NHRA Mission Foods Drag Racing Series career
- Debut season: 1998
- Current team: Kalitta Motorsports
- Crew chief: Alan Johnson
- Championships: 2 (TF)
- Wins: Win Total; 59; Final Round Appearances; 125;
- Fastest laps: Best ET; 3.628 seconds; Best Speed; 342.98 mph (551.97 km/h);

Championship titles
- 2023, 2025: NHRA Top Fuel Champion

Awards
- 1998: Auto Club Road to the Future Award

= Doug Kalitta =

American drag racing driver (born 1964)

Doug Kalitta (born August 20, 1964) is an American auto racing driver from Ypsilanti, Michigan, and owner of airline Kalitta Charters. He started racing in open-wheel cars on an oval. Kalitta won the 1994 USAC Midget rookie of the year title and the 1994 USAC Sprint car championship. He moved to drag racing in 1998, and is the 2023 and 2025 NHRA Mission Foods Drag Racing Series (Top Fuel) champion.

==Open wheel oval racing==
Kalitta formerly raced in USAC events. He was the 1991 USAC rookie of the year in the midget series, and won the 1994 championship in the sprint car category.
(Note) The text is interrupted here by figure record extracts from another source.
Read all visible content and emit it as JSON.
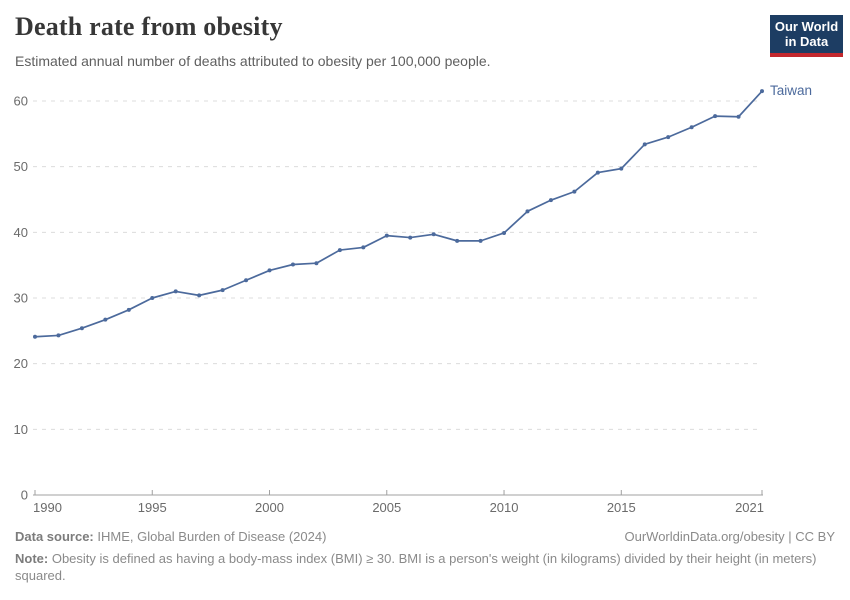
{
  "header": {
    "title": "Death rate from obesity",
    "subtitle": "Estimated annual number of deaths attributed to obesity per 100,000 people.",
    "logo_line1": "Our World",
    "logo_line2": "in Data",
    "logo_bg_color": "#1d3d63",
    "logo_accent_color": "#c3282d"
  },
  "chart_data": {
    "type": "line",
    "title": "Death rate from obesity",
    "subtitle": "Estimated annual number of deaths attributed to obesity per 100,000 people.",
    "xlim": [
      1990,
      2021
    ],
    "ylim": [
      0,
      60
    ],
    "x_ticks": [
      1990,
      1995,
      2000,
      2005,
      2010,
      2015,
      2021
    ],
    "y_ticks": [
      0,
      10,
      20,
      30,
      40,
      50,
      60
    ],
    "grid": "horizontal-dashed",
    "grid_color": "#dcdcdc",
    "axis_color": "#a0a0a0",
    "tick_label_color": "#6b6b6b",
    "legend_position": "end-of-line-label",
    "series": [
      {
        "name": "Taiwan",
        "color": "#4c6a9c",
        "x": [
          1990,
          1991,
          1992,
          1993,
          1994,
          1995,
          1996,
          1997,
          1998,
          1999,
          2000,
          2001,
          2002,
          2003,
          2004,
          2005,
          2006,
          2007,
          2008,
          2009,
          2010,
          2011,
          2012,
          2013,
          2014,
          2015,
          2016,
          2017,
          2018,
          2019,
          2020,
          2021
        ],
        "values": [
          24.1,
          24.3,
          25.4,
          26.7,
          28.2,
          30.0,
          31.0,
          30.4,
          31.2,
          32.7,
          34.2,
          35.1,
          35.3,
          37.3,
          37.7,
          39.5,
          39.2,
          39.7,
          38.7,
          38.7,
          39.9,
          43.2,
          44.9,
          46.2,
          49.1,
          49.7,
          53.4,
          54.5,
          56.0,
          57.7,
          57.6,
          61.5
        ]
      }
    ]
  },
  "footer": {
    "datasource_label": "Data source:",
    "datasource_value": "IHME, Global Burden of Disease (2024)",
    "link": "OurWorldinData.org/obesity | CC BY",
    "note_label": "Note:",
    "note_value": "Obesity is defined as having a body-mass index (BMI) ≥ 30. BMI is a person's weight (in kilograms) divided by their height (in meters) squared."
  }
}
Kalitta won 21 USAC events: 14 in midget races and seven in sprint competitions.

==Drag racing==
In 1998, Kalitta joined the NHRA, becoming a top fuel drag racer. Kalitta finished second in the top fuel points race in 2003, 2004, 2006, 2016 and 2019. He is fourth on the all-time top fuel wins list; with 60 victories. Kalitta also has 126 career final round appearances; with Doug also winning the championship for top fuel in 2023 and 2025. At the 2026 NHRA Four Wide Nationals at ZMax Dragway, Kalitta set a new personal fastest run with a speed of 342.98 mph.

==Personal life==
Kalitta has a wife, Josie Kalitta, a son Mitchell Kalitta, and a daughter Avery Ciorbu, who is a professional soccer player for Racing Louisville FC. Kalitta's father is the now-deceased Doug Kalitta Sr., and he is the nephew of Connie Kalitta, a member of the Motorsports Hall of Fame of America. Scott Kalitta, an NHRA driver who died on June 21, 2008, in a racing accident, was his cousin. He owns the airline Kalitta Charters.